Council: Still Biking After Midnight
With the EMS contract filed away, Council moves on to the South Lamar PUD
By Michael King, Fri., Oct. 4, 2013
Likely the biggest news emanating from last week's City Council meeting was not exactly news: the pro forma approval of the already negotiated Emergency Medical Services meet-and-confer contract, the first ever concluded with the Austin/Travis County EMS Employees Association. Mid-meeting last Thursday, city and union officials held a presser to celebrate the moment. The four-year contract includes designated raises in each year (1.5%, 1%, 1%, 2%), and allows management "flexibility" in promotions and hiring. (It also leaves the Austin Firefighters Association as the only public safety outlier, still at loggerheads with the city and now working, without a contract, under civil service rules.)
That mostly happened offstage from the meeting itself, which featured plenty of postponements from the burgeoning agenda yet still didn't adjourn until after midnight. The more contentious and time-consuming discussions included revisions to the short-term rental regulations (approved after some amendments to neighborhood caps, city inspections, and advertising). The still-contentious pilot program for 24-hour bike trails – under a cloud since the new budget deleted the police overtime for patrolling the trails – was proposed for cancellation by Mayor Lee Leffingwell, but after some debate over whether the patrols are necessary, the decision was postponed to Oct. 17. The lengthiest debate (two hours closing the meeting) was over a pair of ordinances to regulate rental properties citywide for better code compliance; Council managed to create a registry, while postponing indefinitely the regs that will go with it.
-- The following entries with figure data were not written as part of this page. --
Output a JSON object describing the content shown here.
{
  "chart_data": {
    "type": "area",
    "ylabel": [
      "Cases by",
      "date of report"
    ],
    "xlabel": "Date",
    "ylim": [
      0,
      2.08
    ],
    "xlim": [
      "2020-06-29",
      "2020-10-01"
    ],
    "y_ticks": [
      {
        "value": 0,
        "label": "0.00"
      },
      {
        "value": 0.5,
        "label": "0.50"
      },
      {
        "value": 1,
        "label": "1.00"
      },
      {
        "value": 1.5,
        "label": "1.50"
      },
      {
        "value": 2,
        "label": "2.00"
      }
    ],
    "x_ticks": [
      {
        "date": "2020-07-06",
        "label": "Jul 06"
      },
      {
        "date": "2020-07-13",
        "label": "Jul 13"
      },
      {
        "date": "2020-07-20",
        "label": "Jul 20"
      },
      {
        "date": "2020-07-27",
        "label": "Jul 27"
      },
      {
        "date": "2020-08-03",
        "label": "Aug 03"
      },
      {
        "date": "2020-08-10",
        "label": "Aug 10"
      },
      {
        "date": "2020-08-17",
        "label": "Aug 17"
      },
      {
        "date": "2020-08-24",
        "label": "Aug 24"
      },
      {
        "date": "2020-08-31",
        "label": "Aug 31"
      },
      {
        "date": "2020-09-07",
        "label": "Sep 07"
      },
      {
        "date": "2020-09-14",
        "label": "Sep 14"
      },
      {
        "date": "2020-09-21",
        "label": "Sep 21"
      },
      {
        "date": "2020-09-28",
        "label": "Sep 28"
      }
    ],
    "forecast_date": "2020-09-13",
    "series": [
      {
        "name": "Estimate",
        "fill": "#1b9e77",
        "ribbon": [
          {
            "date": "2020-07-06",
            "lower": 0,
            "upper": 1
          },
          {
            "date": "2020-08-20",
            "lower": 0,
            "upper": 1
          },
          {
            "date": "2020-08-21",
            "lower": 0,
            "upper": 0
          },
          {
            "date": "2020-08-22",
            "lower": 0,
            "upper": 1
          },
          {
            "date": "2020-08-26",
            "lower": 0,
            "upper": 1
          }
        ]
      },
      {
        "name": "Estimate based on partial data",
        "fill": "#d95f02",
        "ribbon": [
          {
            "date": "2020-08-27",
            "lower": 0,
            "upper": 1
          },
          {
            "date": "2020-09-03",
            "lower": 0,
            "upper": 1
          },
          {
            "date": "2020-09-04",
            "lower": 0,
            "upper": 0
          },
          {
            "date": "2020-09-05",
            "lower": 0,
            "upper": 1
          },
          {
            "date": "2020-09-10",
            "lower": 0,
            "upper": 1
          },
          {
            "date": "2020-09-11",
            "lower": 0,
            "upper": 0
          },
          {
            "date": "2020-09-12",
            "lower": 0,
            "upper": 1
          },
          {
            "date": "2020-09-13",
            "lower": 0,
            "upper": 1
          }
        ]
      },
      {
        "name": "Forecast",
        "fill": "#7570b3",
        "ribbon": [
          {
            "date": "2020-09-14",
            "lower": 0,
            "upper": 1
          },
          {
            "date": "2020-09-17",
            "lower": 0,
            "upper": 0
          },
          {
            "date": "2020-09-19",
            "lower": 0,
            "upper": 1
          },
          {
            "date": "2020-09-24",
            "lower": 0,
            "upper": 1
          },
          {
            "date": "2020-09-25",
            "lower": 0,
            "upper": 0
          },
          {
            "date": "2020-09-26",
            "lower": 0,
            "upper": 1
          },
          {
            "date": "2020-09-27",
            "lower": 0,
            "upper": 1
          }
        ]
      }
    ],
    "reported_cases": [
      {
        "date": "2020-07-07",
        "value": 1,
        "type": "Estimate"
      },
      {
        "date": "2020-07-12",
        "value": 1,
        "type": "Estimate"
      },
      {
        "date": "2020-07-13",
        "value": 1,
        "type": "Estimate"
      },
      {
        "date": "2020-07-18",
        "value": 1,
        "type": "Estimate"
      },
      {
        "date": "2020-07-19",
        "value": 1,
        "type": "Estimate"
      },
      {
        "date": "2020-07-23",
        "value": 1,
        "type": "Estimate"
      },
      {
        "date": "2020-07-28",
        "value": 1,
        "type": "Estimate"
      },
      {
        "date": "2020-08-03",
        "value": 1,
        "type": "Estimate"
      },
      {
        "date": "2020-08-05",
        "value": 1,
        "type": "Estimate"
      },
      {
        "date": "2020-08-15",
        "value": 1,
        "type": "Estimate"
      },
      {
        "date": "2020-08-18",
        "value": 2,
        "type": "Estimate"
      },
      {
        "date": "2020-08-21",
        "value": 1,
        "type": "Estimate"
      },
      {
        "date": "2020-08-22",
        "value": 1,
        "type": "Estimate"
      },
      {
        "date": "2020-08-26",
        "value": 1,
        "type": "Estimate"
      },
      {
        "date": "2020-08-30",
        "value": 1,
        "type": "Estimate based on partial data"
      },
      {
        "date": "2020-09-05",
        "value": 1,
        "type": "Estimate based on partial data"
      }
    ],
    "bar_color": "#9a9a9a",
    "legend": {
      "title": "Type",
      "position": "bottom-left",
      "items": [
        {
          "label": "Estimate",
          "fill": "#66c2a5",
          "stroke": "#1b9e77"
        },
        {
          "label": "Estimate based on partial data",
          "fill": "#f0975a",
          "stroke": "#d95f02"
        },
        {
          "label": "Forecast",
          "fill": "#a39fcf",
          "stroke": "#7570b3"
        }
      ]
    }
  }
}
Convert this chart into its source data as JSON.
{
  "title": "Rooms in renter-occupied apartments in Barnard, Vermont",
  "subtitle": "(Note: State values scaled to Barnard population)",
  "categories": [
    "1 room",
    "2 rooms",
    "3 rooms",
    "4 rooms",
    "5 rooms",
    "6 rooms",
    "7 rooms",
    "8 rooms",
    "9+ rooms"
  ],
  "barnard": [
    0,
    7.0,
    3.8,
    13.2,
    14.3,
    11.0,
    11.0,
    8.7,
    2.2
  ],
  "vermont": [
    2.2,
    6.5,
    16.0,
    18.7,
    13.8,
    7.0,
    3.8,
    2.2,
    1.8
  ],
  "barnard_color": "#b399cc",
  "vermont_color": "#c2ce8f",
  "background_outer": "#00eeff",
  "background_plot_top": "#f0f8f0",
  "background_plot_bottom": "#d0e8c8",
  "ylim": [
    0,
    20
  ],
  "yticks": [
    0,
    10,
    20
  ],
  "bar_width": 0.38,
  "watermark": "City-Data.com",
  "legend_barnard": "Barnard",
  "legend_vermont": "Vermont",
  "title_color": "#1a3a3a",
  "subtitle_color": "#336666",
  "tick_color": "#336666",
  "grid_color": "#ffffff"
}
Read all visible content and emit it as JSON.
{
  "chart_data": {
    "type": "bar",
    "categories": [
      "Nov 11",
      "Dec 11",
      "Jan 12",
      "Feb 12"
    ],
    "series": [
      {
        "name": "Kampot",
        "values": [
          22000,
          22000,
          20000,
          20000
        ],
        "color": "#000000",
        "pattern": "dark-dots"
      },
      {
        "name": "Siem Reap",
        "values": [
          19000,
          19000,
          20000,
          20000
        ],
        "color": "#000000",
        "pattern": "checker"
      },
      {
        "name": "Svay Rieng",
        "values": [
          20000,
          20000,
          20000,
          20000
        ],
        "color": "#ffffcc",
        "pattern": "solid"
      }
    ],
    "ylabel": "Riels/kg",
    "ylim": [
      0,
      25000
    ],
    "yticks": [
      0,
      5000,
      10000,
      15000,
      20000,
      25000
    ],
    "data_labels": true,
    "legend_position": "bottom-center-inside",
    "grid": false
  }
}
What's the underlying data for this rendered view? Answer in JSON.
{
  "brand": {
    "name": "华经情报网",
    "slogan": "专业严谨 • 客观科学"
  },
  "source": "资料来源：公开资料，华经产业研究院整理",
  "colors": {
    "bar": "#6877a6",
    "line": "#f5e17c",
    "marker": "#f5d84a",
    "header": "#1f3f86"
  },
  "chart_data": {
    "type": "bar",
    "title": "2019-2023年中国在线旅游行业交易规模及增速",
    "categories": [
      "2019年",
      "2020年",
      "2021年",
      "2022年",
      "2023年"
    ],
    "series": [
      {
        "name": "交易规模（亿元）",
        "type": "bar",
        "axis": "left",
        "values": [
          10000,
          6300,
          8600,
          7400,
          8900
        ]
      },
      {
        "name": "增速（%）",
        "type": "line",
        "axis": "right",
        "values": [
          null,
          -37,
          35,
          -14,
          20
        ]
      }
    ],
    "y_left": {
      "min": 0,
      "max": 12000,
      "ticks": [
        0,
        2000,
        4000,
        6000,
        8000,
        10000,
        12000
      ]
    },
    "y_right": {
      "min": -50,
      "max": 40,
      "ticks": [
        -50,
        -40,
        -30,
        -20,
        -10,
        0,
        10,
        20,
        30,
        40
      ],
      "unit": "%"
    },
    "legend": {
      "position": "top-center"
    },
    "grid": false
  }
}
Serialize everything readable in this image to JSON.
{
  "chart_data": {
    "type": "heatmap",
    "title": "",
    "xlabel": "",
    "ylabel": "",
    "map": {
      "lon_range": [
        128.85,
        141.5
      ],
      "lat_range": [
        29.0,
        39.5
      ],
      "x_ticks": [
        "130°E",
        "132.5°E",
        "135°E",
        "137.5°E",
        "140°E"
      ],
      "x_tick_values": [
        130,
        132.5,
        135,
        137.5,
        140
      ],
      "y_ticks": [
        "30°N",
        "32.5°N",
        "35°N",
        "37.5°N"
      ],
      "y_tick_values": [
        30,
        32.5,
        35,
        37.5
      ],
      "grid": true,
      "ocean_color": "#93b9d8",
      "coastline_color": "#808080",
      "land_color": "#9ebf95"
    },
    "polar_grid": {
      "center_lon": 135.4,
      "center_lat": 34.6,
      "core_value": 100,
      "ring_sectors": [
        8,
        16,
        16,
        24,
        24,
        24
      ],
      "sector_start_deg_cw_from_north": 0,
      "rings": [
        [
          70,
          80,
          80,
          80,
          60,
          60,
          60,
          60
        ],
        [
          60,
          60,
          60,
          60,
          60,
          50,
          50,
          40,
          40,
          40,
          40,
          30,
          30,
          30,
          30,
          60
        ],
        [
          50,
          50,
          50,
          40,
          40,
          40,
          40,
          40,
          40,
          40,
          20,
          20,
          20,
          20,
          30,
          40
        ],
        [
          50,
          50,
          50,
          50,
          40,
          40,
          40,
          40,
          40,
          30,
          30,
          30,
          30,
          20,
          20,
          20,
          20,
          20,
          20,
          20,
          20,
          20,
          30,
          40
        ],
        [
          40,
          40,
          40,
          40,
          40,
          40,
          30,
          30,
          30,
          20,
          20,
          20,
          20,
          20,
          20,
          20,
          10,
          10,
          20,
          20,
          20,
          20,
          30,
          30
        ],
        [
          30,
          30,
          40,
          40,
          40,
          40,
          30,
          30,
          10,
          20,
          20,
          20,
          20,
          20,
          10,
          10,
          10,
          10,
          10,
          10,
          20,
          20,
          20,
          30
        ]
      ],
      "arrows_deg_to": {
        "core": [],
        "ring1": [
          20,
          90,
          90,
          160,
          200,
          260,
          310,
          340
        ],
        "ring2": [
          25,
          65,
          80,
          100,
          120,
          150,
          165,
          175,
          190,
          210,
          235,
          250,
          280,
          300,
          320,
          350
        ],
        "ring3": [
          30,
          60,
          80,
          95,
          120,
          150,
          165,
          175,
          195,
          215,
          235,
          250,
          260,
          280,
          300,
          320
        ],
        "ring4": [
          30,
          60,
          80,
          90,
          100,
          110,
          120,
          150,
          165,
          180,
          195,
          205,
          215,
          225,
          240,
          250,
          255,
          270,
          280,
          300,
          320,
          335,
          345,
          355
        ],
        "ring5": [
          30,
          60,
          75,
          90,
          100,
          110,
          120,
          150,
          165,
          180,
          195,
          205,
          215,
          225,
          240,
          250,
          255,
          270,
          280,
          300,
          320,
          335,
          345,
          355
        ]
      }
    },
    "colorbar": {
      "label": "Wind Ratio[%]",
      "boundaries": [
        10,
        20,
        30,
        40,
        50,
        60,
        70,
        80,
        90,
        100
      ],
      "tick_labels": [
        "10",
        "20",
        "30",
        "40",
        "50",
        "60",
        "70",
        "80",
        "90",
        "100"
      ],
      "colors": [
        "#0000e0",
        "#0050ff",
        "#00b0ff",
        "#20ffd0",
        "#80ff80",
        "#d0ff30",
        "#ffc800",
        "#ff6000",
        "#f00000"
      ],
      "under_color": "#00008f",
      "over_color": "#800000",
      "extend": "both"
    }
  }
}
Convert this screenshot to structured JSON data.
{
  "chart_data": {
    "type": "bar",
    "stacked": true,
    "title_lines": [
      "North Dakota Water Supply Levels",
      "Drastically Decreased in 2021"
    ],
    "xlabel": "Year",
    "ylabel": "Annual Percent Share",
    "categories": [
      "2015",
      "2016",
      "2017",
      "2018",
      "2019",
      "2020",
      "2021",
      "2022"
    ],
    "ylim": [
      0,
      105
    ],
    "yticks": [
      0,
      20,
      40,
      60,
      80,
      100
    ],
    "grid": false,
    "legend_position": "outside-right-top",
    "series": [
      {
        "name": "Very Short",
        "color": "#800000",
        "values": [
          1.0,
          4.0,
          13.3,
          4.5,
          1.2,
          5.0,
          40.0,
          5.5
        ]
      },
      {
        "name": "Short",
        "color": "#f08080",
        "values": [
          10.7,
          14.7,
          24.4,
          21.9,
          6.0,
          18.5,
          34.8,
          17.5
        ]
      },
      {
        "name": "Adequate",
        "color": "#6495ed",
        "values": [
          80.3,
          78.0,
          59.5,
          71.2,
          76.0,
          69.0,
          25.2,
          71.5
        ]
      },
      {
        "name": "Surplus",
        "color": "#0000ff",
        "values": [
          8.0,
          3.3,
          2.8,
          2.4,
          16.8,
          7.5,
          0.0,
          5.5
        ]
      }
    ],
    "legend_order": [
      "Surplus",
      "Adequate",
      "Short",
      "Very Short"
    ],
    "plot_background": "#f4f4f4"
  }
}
There was also heated public testimony over "creating a public process" to consider what to do at Reznicek Field, where the Highland Park NA and the local Optimist Club have gotten crossways over sharing – that one, too, will return, although how soon is the staff's headache.
High-profile items on the agenda for this Thursday (Oct. 3) include a proposal (Item 57) to apply density bonus regulations to the Rainey Street neighborhood; piloting rental registration programs in the far northside Rundberg neighborhood and East Riverside/Oltorf (Items 58-59), as well as Hyde Park and the near northside. The South Lamar (aka Taco) PUD was scheduled for a third vote (first two approved 5-2) – said to be delayed again because of a posting error. And the brace of annexations that were heard in public hearing last week return, presumably for action.
There are a half-dozen proclamations, including the oddly named but no doubt hygienic "Bi-National Health Week." The designated musical honorees are the Peterson Brothers, a young pair of bluesmen out of Bastrop, although it's worth noting that last week's band – Migrant Kids (www.migrantkids.com) – were off-agenda sit-ins for the Hot Texas Swing Band. Good music, and a truly touching thanks from the band and their families – but was there adequate public notice for this flagrant violation of the Open Meetings Act? Quick, somebody call the Travis County Attorney!